El pasado primero de mayo se inauguró la Expo Milano 2015, cuyo tema es: Alimentar al planeta, energía para la vida (nurrire il pianeta, energia per la vita, en italiano). Una propuesta que nadie se atrevería a señalar, muy a modo con las tendencias de este milenio: alimentos orgánicos, energías limpias, cuidemos la casa de todos, etc., etc. Los organizadores rematan su demagogia con “La sustentabilidad alimentaria y sus desafíos”.
Sin embargo, el inicio de la Expo se vio afectado por violentas protestas que desencadenaron en enfrentamientos con la policía (11 heridos, 10 detenidos, cuantiosos daños materiales). Los manifestantes criticaban la participación de las gigantes transnacionales alimentarias, puesto que resultaba contradictoria con los objetivos trazados.
El mismísimo Papa Francisco había dicho que la Expo, que pretendía mejorar la imagen de Italia se hundió en “la paradoja de la abundancia. Obedece a la cultura del derroche y no contribuye a un modelo de desarrollo equitativo y sustentable”.

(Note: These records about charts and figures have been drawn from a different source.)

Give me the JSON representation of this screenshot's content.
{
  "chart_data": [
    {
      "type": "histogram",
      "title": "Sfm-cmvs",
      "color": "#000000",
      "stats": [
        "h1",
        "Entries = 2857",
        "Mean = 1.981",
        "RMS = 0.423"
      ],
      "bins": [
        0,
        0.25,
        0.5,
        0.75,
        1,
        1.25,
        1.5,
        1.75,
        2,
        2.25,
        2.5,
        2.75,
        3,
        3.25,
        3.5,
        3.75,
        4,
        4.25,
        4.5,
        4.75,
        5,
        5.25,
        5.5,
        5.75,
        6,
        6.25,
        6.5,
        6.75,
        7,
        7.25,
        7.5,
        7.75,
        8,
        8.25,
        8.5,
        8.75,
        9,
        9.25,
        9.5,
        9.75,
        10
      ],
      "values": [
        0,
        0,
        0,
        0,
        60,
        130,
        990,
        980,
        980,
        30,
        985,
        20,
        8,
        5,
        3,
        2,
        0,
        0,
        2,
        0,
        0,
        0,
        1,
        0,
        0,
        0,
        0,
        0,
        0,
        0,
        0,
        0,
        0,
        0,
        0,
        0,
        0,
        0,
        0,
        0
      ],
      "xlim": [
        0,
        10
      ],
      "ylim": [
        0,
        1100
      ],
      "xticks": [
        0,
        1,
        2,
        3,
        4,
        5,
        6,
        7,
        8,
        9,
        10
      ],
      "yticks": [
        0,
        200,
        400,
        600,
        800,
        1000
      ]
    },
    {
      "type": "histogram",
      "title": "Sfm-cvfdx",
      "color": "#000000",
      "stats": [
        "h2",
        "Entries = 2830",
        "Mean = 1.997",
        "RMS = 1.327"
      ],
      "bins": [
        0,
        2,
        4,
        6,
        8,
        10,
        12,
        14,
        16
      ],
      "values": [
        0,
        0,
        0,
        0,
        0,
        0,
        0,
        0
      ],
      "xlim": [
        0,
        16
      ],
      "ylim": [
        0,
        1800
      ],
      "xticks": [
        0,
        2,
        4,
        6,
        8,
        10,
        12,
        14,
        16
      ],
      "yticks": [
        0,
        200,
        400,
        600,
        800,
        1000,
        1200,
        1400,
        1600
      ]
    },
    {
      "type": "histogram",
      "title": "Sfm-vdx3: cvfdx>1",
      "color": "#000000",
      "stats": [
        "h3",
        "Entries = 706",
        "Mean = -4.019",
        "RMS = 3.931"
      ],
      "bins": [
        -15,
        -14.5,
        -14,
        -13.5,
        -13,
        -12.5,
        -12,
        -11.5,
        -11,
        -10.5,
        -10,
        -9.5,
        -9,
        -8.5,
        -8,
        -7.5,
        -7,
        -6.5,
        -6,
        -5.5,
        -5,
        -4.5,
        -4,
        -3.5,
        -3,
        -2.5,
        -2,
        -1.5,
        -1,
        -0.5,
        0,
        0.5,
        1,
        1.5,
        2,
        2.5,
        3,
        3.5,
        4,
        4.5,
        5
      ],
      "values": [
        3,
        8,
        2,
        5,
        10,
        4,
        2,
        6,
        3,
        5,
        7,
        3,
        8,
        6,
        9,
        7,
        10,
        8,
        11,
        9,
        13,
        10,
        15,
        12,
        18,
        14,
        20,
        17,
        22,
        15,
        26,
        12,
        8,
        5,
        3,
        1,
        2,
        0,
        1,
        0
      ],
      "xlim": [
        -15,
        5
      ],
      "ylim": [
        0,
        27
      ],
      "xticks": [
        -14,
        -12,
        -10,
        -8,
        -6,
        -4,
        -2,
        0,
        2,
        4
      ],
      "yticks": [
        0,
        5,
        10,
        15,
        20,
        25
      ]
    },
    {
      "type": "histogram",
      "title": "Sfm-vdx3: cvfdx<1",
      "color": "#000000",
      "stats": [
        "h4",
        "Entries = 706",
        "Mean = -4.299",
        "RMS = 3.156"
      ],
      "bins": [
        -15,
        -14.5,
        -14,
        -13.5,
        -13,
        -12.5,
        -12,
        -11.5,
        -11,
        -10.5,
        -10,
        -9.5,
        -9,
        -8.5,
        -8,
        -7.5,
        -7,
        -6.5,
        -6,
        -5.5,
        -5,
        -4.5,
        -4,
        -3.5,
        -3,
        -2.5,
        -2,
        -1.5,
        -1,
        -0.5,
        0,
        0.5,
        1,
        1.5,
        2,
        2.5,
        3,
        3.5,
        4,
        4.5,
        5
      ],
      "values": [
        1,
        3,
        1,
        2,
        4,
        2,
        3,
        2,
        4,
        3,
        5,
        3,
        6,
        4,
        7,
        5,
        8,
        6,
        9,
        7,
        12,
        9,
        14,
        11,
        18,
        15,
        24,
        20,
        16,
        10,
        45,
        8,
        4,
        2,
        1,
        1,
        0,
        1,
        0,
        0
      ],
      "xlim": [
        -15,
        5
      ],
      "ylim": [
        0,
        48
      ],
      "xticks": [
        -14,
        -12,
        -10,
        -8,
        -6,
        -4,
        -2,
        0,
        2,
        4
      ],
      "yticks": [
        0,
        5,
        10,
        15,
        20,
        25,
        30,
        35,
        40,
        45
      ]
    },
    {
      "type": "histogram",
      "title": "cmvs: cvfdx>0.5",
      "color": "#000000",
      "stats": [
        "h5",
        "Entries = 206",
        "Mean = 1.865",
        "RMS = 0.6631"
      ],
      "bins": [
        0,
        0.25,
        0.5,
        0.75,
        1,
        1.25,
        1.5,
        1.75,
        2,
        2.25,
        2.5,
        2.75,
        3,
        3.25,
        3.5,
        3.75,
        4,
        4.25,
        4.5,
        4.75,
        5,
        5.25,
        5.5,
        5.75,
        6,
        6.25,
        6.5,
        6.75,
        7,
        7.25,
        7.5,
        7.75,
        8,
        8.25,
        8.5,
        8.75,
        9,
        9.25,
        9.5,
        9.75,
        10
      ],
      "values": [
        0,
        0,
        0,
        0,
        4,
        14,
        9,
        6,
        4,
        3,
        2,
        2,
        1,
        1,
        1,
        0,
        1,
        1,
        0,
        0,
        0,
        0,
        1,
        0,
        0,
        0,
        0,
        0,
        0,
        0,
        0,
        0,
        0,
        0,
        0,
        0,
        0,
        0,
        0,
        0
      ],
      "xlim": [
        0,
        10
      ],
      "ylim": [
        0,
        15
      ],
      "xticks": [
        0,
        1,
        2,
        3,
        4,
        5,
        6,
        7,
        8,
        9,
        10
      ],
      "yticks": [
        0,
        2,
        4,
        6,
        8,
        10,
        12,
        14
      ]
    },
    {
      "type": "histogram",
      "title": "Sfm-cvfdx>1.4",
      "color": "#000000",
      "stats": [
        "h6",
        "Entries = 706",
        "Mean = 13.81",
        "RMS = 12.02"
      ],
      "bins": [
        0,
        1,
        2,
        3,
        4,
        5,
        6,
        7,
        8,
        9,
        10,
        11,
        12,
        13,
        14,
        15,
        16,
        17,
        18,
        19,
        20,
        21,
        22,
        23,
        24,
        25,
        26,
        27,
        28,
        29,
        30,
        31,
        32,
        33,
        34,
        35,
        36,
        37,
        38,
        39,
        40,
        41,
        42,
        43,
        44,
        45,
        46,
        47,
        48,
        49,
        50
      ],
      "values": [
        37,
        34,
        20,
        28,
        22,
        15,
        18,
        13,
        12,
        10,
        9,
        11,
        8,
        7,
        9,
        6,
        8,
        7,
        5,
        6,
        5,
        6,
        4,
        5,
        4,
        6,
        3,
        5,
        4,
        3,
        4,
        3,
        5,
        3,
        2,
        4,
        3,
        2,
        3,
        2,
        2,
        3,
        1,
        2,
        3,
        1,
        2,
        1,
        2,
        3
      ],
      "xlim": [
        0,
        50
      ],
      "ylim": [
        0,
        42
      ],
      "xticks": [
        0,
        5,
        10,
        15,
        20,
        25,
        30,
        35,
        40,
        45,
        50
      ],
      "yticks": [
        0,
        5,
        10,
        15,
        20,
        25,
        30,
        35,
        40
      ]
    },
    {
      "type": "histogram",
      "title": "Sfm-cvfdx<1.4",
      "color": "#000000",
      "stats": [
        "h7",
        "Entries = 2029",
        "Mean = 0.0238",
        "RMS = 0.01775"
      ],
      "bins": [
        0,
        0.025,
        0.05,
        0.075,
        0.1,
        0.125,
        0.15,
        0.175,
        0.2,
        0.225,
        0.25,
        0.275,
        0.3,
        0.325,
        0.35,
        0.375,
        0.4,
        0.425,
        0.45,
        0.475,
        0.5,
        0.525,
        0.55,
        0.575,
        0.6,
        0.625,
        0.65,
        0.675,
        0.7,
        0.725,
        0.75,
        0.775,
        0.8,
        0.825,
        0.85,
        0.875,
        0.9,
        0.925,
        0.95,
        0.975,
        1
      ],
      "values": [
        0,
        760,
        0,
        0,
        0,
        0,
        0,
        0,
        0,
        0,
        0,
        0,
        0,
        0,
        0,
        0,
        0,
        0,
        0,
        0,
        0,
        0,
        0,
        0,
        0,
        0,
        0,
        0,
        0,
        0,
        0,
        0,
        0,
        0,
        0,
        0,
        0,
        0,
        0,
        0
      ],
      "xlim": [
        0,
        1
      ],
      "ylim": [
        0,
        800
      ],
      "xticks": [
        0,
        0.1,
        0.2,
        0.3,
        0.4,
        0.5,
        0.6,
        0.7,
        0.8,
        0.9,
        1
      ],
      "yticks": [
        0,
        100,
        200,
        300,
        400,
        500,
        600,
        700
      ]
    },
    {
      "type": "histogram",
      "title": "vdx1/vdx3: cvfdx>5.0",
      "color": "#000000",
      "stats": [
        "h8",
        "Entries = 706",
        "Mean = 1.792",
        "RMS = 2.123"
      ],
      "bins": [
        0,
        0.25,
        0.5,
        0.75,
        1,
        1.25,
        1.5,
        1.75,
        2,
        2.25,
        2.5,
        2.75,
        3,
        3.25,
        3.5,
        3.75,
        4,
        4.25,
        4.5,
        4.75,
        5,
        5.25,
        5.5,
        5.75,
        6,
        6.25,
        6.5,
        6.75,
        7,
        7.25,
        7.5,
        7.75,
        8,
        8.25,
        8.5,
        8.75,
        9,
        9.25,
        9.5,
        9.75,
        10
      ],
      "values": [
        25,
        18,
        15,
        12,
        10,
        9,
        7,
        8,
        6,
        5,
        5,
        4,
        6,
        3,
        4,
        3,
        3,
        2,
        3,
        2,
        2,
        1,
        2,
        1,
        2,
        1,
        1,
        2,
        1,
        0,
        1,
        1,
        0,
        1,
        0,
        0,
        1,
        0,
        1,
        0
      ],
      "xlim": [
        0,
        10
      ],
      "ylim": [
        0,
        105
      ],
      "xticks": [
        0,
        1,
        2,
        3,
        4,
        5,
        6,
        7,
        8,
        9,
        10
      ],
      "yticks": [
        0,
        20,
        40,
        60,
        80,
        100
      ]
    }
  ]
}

Alimentar el planeta, dicen los organizadores, sin olvidar a ninguno de sus habitantes, quisiera suponer. Al respecto el escritor y periodista argentino Martín Caparros en su libro « Hambre » (Ed. Anagrama 2014) menciona que cada día mueren 25 mil personas por desnutrición; no se trata de un problema de desabasto, sino como lo señaló el jefe del Vaticano de inequitativa distribución. Según sus cálculos se producen alimentos para satisfacer a 12 mil millones de personas, siendo que la población es de unos 7 mil millones.
Caparros viajó por Bangladesh, India (país campeón en muertes por hambre), Sudán, Kenia, pero también por Estados Unidos y España. En todas las geografías había un hilo conductor: gente sin oportunidad de poder llegar a ser por carecer de lo más elemental. Rincones marginados, pobres al extremo; territorios azotados por sequias o guerras pero tampoco se olvidó de los suburbios lastimeros de Chicago ni de los niños malnutridos de su natal Argentina. Así, con su prosa clara y contundente nos relata tragedias cotidianas en seiscientas páginas y concluye que la humanidad ha fracasado.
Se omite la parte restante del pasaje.